À l’est du Cambrésis, c’est différent. Le pays commence à se froisser puisqu’il est tiré par les bosses des Ardennes toutes proches. Entre le département du Nord et celui de l’Aisne, il y a des ondulations qui font des lumières. C’est ici qu’Antoine Vanholebeke a décidé d’ajouter une quatrième dimension, le temps.

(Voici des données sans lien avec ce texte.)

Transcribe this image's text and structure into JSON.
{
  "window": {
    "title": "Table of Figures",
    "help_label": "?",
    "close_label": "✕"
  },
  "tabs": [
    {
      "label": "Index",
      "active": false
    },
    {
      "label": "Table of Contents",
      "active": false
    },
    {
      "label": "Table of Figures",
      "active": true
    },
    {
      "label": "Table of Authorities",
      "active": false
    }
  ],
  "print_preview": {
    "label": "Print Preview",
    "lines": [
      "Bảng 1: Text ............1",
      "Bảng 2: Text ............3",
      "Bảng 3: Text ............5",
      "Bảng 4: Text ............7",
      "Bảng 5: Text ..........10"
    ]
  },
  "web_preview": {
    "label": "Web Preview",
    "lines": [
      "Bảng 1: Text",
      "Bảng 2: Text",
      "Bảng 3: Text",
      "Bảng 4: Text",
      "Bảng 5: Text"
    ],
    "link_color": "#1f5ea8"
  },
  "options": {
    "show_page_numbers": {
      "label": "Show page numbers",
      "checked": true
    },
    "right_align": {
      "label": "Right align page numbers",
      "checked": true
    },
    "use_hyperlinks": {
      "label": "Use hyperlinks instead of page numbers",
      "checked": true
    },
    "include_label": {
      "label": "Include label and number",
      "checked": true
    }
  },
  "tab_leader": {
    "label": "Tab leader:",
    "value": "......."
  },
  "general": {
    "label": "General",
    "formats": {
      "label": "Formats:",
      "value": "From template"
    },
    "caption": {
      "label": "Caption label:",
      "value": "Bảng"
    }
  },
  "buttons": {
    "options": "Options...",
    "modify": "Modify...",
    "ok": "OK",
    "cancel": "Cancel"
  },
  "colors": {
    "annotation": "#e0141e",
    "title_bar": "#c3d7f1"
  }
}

Le climat ressort la vigne des archives
Il a le poil roux coupé bien court, et puisque sa peau est rougie par le froid, cela lui met des jolies teintes chaudes au visage. Pour le rencontrer, il faut passer un joli canal, s’engager sous un porche et entrer dans une ferme organisée comme un enclos de briques rouges. Antoine Vanholebeke est installé chez son père qui est là depuis des lustres au sud de Cambrai, à Bantouzelle. L’abbaye cistercienne de Vaucelles n’est pas loin. Depuis deux ans, le jeune agriculteur en gilet sans manches fait un retour vers le futur : il fabrique du vin. Ce n’est pas novateur comme introduire la pistache dans la région de Montpellier, car jusqu’au XIIIe siècle, la vigne était par ici assez nombreuse, la preuve, le village d’à côté s’appelle Les Rues-des-Vignes : on y visite un site archéologique mérovingien. Feu Emmanuel Le Roy Ladurie, l’inventeur de l’histoire du climat, me l’avait expliqué un jour : le « petit âge glaciaire », un refroidissement du climat d’à peine 0,5 à 1 °C selon les endroits, avait à partir du début du XIVe siècle et jusqu’au mitan du XIXe siècle mit fin à la production des vins du nord, au bénéfice de la bière. Selon le grand monsieur décédé récemment, à ma profonde tristesse vu qu’il m’avait préfacé, et professé plein d’anecdotes méchantes sur ses confrères et les présidents de la République, si ça picole du houblon au nord de l’Europe, c’est parce qu’à un moment, le froid avait empêché le raisin. Après le « beau Moyen-Âge » qui avait permis de faire pousser la vigne jusqu’en Suède et des cathédrales sur les terres grasses du Nord, il fallut bien trouver un truc à boire. La bière, qui n’est jamais que des céréales mises à fermenter, fut choisie et remplaça le vin.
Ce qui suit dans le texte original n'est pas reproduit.